Hanging objects on a wall may sound simple, but the truth is, you need to do it correctly. The first step is knowing how to find a stud, which is capable of anchoring it. This article will teach you how to find studs in drywall.
Let’s first start with a bit of background information. What are studs? Studs are boards that serve as elements for framing in homes. They essentially support the walls. Most of the time, studs are spaced 16 or 24 inches away from each other. They also run vertically, from the floor all the way towards the ceiling. Drywall is attached to the studs’ edges.
Hangers and fasteners used to hang heavy objects, such as large mirrors, televisions and shelves, need to be anchored to studs. Take note that the mere walls, themselves, are not enough to support their weight. As such, studs are important as they hold the fasteners better, which, in turn, prevent them from pulling out the weight of the object. For fasteners, they’re most effectively supported by stud centers.
If you’re curious about how to find studs in drywall, you must know that there are things made especially for this – stud finders. Electronic stud finders are usually used to look for studs, but you can still do manual search if the former is not available. If we’re talking about drywalls, stud finders are effective in quickly finding one. Stud finders are good but generally less effective on plaster walls. They come with metal detectors that assist in looking for the nails that secure the plaster to the stud. Manual methods may also aid in finding studs in plaster walls.

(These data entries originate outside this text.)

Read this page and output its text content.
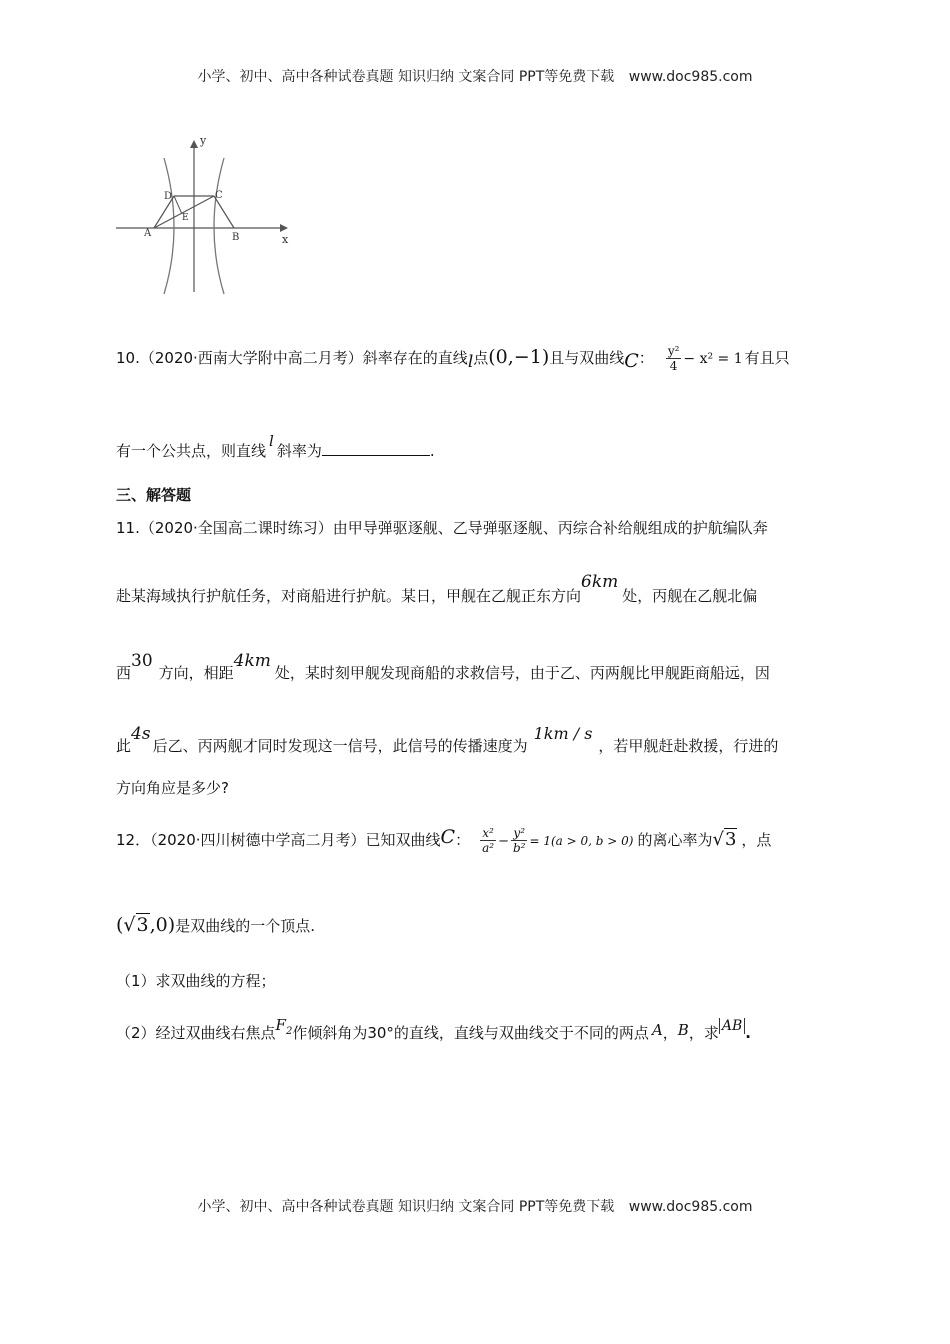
小学、初中、高中各种试卷真题 知识归纳 文案合同 PPT等免费下载 www.doc985.com
y
x
A	B
C
D
E
10.（2020·西南大学附中高二月考）斜率存在的直线l点(0,−1)且与双曲线C： $\frac{\text{y²}}{4} - x^2 = 1$ 有且只
有一个公共点，则直线l斜率为	.
三、解答题
11.（2020·全国高二课时练习）由甲导弹驱逐舰、乙导弹驱逐舰、丙综合补给舰组成的护航编队奔
赴某海域执行护航任务，对商船进行护航。某日，甲舰在乙舰正东方向6km处，丙舰在乙舰北偏
西30方向，相距4km处，某时刻甲舰发现商船的求救信号，由于乙、丙两舰比甲舰距商船远，因
此4s后乙、丙两舰才同时发现这一信号，此信号的传播速度为1km / s，若甲舰赶赴救援，行进的
方向角应是多少?
12．（2020·四川树德中学高二月考）已知双曲线C： $\frac{\text{x²}}{\text{a²}} - \frac{\text{y²}}{\text{b²}} = 1(a > 0$, b > 0) 的离心率为√3 ，点
(√3,0)是双曲线的一个顶点.
（1）求双曲线的方程；
（2）经过双曲线右焦点$F_2$作倾斜角为30°的直线，直线与双曲线交于不同的两点 A，B，求 AB .
小学、初中、高中各种试卷真题 知识归纳 文案合同 PPT等免费下载 www.doc985.com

Whatever method you use in locating studs, take note that if you are using magnets and metal detectors, pipes or conduits may be detected rather than the stud. That’s why you must survey the area vertically to confirm that what you found is indeed a stud. You must then do the process of locating other studs with the premise that they are usually 16 to 24 inches away from each other. You can use this information to verify if what you’ve found is a stud. If the distance is not the same as the one mentioned, then there’s a great chance that you’ve found a pipe or conduit, not a stud.
If you plan to use a stud finder, the first step is to determine how high from the floor you would want to look. This shall be based on the installation height of the fastener where the object is supposed to hang. Some stud finders have to be calibrated. Usually, you can do this by positioning the device on the wall where there is no stud then activating it. The stud finder will then indicate if it is calibrated or if you need to move it to a different area to calibrate again.
Holding a stud finder against the wall comes next. You also need to move it along the surface at the height of the fastener. Locating many points on the suspected stud is important. You can locate adjacent studs and verify them by using the 16/24 inches scheme as stated above.